On Friday, the federally appointed monitoring team overseeing the New Orleans Police Department’s federal consent decree — meant to bring the department into compliance with the U.S. Constitution — presented a top-to-bottom review of the progress the department has made over the past six years.
Following the city’s recent refusal to broadcast the hearing on public access television, made public earlier this month, The Lens decided to livestream the hearing.
(Editor’s note: Due to internet connectivity issues at the location of the hearing, we were unable to tape and stream portions of the event. The first hour-and-a-half — beginning with U.S. District Court Judge Susie Morgan and ending with NOPD Chief Shaun Ferguson — is presented above.)
Friday’s “comprehensive reassessment” presentation was supposed to happen in 2015, two years into the consent decree, under the terms of the reform agreement. But because the department had made such little progress in its first few years, the hearing was delayed.
But according to Jonathan Aronie, who leads the monitoring team approved by U.S. District Court Judge Susie Morgan to measure and assess the department’s progress, the NOPD has now demonstrated gains in every major section of the decree. Aronie’s team now deems the department substantially compliant in 10 of 18 major sections of the consent decree — including provisions covering uses of force, off-duty details and sexual assault investigations.
“When we started, everything was in the red,” Aronie said on Friday. Now, “There is nothing in the red.”

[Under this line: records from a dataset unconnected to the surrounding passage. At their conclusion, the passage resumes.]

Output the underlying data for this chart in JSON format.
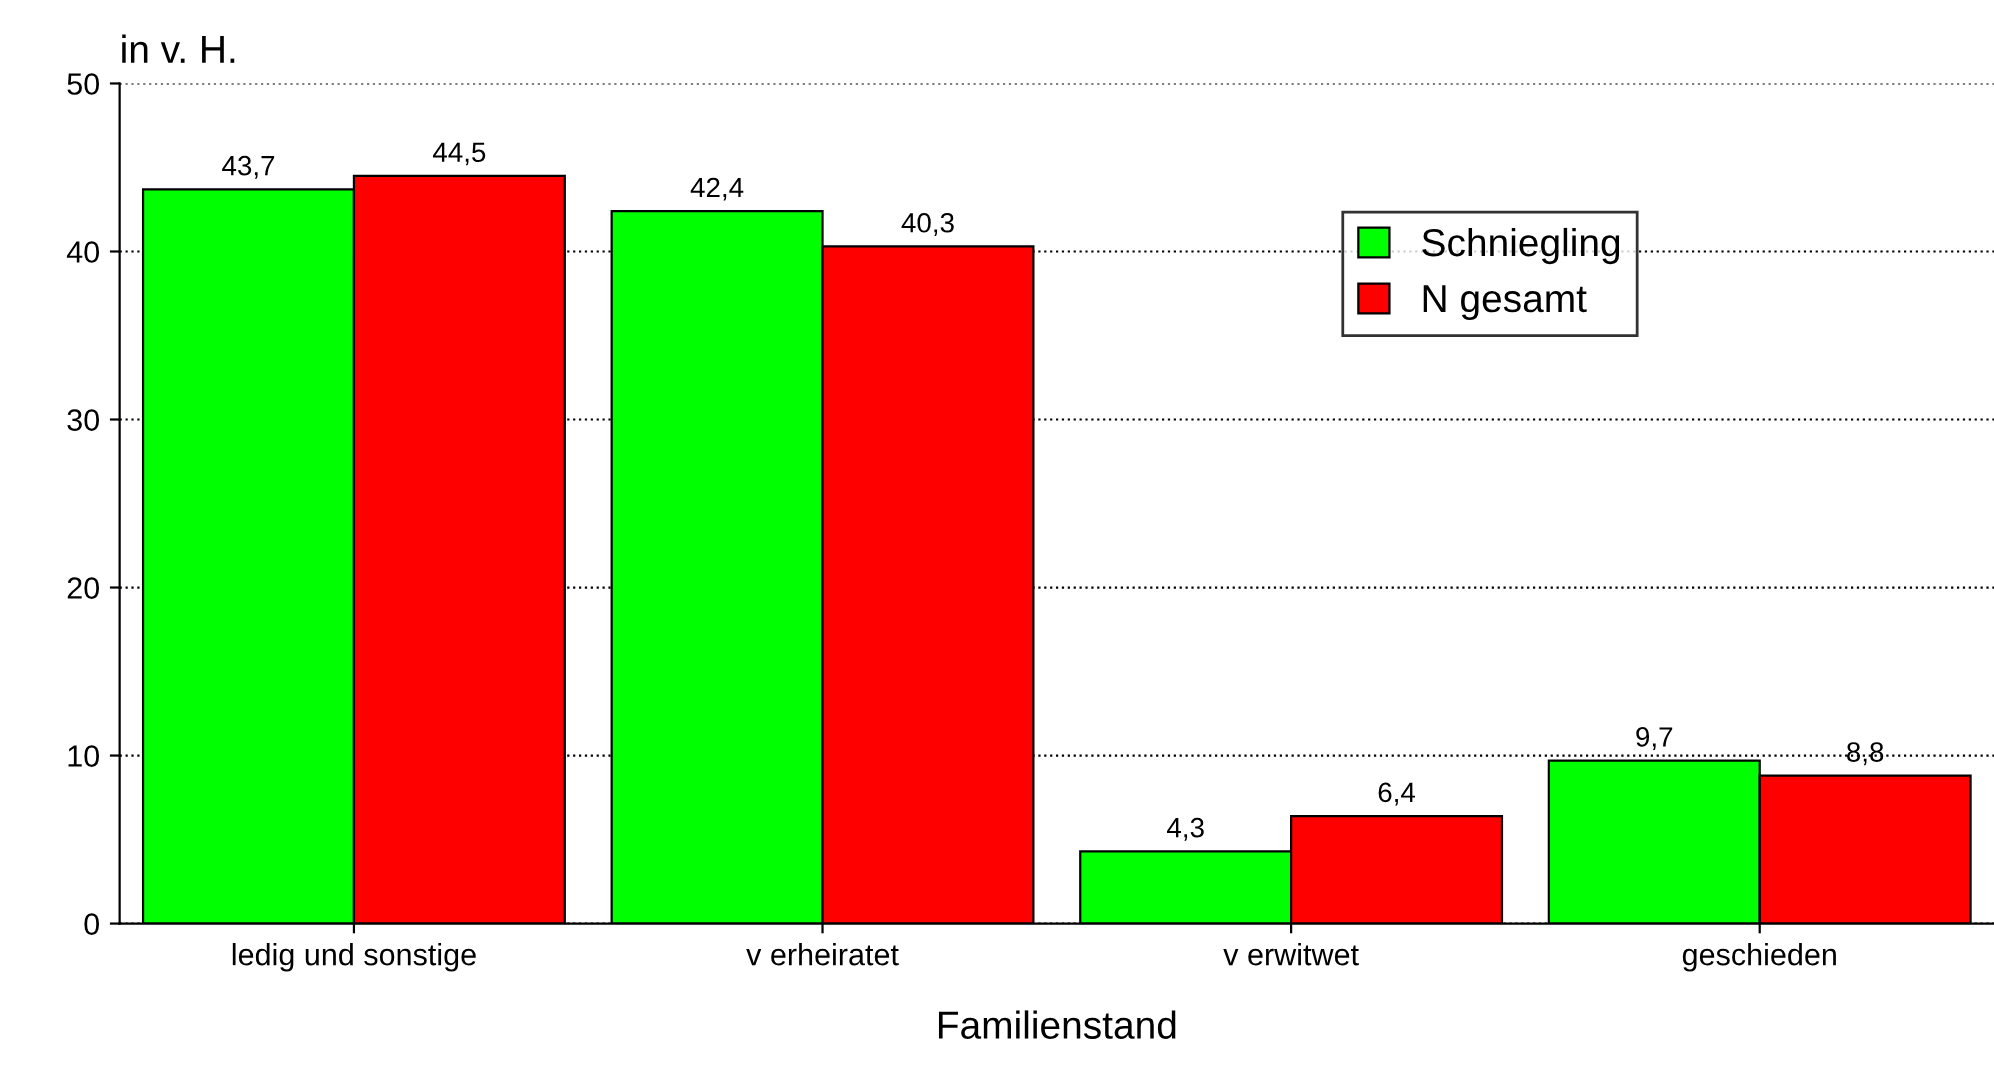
{
  "chart_data": {
    "type": "bar",
    "ylabel": "in v. H.",
    "xlabel": "Familienstand",
    "categories": [
      "ledig und sonstige",
      "v erheiratet",
      "v erwitwet",
      "geschieden"
    ],
    "series": [
      {
        "name": "Schniegling",
        "color": "#00ff00",
        "values": [
          43.7,
          42.4,
          4.3,
          9.7
        ],
        "value_labels": [
          "43,7",
          "42,4",
          "4,3",
          "9,7"
        ]
      },
      {
        "name": "N gesamt",
        "color": "#ff0000",
        "values": [
          44.5,
          40.3,
          6.4,
          8.8
        ],
        "value_labels": [
          "44,5",
          "40,3",
          "6,4",
          "8,8"
        ]
      }
    ],
    "ylim": [
      0,
      50
    ],
    "yticks": [
      0,
      10,
      20,
      30,
      40,
      50
    ],
    "grid": "y",
    "legend": "top right"
  }
}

The consent decree can only be terminated when the police department has sustained compliance with the provisions of its provisions for two years.
In a December letter to the court — entered into the court record earlier this month — City Attorney Sunni LeBeouf said the department has reached more than 90 percent compliance with the consent decree. But in a response, Aronie said that “substantial work” still needs to be done.
Unlike past hearings in the case, Friday’s meeting was not held in a federal courtroom. Instead was be held at Loyola University’s Law School. In another departure from normal protocol in the consent decree case, the media was allowed to videotape the proceedings.
Initially, the city of New Orleans was set to broadcast the event on public access television. But Mayor LaToya Cantrell’s office objected to that.
In the Dec. 6 letter — signed by Mayor LaToya Cantrell, former Police Chief Michael Harrison and City Council Members Jason Williams and Helena Moreno — City Attorney Sunni LeBeouf wrote that a televised hearing would “more appropriately occur concurrent with a compliance determination,” meaning when Morgan determines that the department has substantially met its obligations under the reform agreement.
“The City believes such a determination is ripe to occur in the very near future,” LeBeouf wrote, saying that the NOPD’s Compliance Bureau has determined that the department has reached 93 percent compliance.
The city must demonstrate “full and effective compliance” with the consent decree — a sweeping document that covers everything from police shooting investigations to officers’ off-duty security details — for two years in order for it to exit federal supervision.
It appears that Aronie did not agree with the Cantrell administration on how far the city has come.
“The basis for your statement that the Department is ‘at 93% compliance’ is unclear,” he wrote in a letter responding to the city. “As you know, substantial work remains to be done in, among other areas, Bias-Free Policing, Community Policing, Performance Evaluations, and Stops, Searches, and Arrests before the NOPD will achieve compliance with the Consent Decree’s requirements.”
The terms of the consent decree were unveiled by the city and the U.S. Department of Justice in 2012. That announcement followed a 2011 Justice Department investigation finding that the NOPD had engaged in “patterns of misconduct that violate the Constitution and federal law,” including racial profiling and the use of excessive force.
To formalize what was then an agreement between the city and the federal government, Justice Department lawyers filed suit against the city in federal court. Morgan approved the agreement in January 2013.
On the same day, then-Mayor Mitch Landrieu — who had requested the federal investigation in 2010 and appeared with then-U.S. Attorney General Eric Holder at the 2012 Gallier Hall press conference announcing it — said the city wanted out of it.
Landrieu said the city couldn’t afford the costs of the consent decree — estimated at $55 million over five years to pay for new equipment and for the monitoring team, among other costs — when it was simultaneously facing another expensive consent decree, over unconstitutional conditions at the city’s jail. Morgan later denied a motion from the city to vacate the consent decree.
LeBeouf’s letter said the city will have spent about $55 million by the end of this year, including more than $10 million on fees and costs for the monitoring team alone.
The department’s progress was slow at first, but even though it has yet to reach full compliance, the department has since made significant gains, as Aronie noted in his response to the city’s letter.
“While we cannot say, based on our monitoring, that the Department will be in full and effective compliance in those areas in the ‘very near future,’ we certainly agree the Department’s overall progress to date has been admirable – especially considering the Department’s slow start,” he wrote.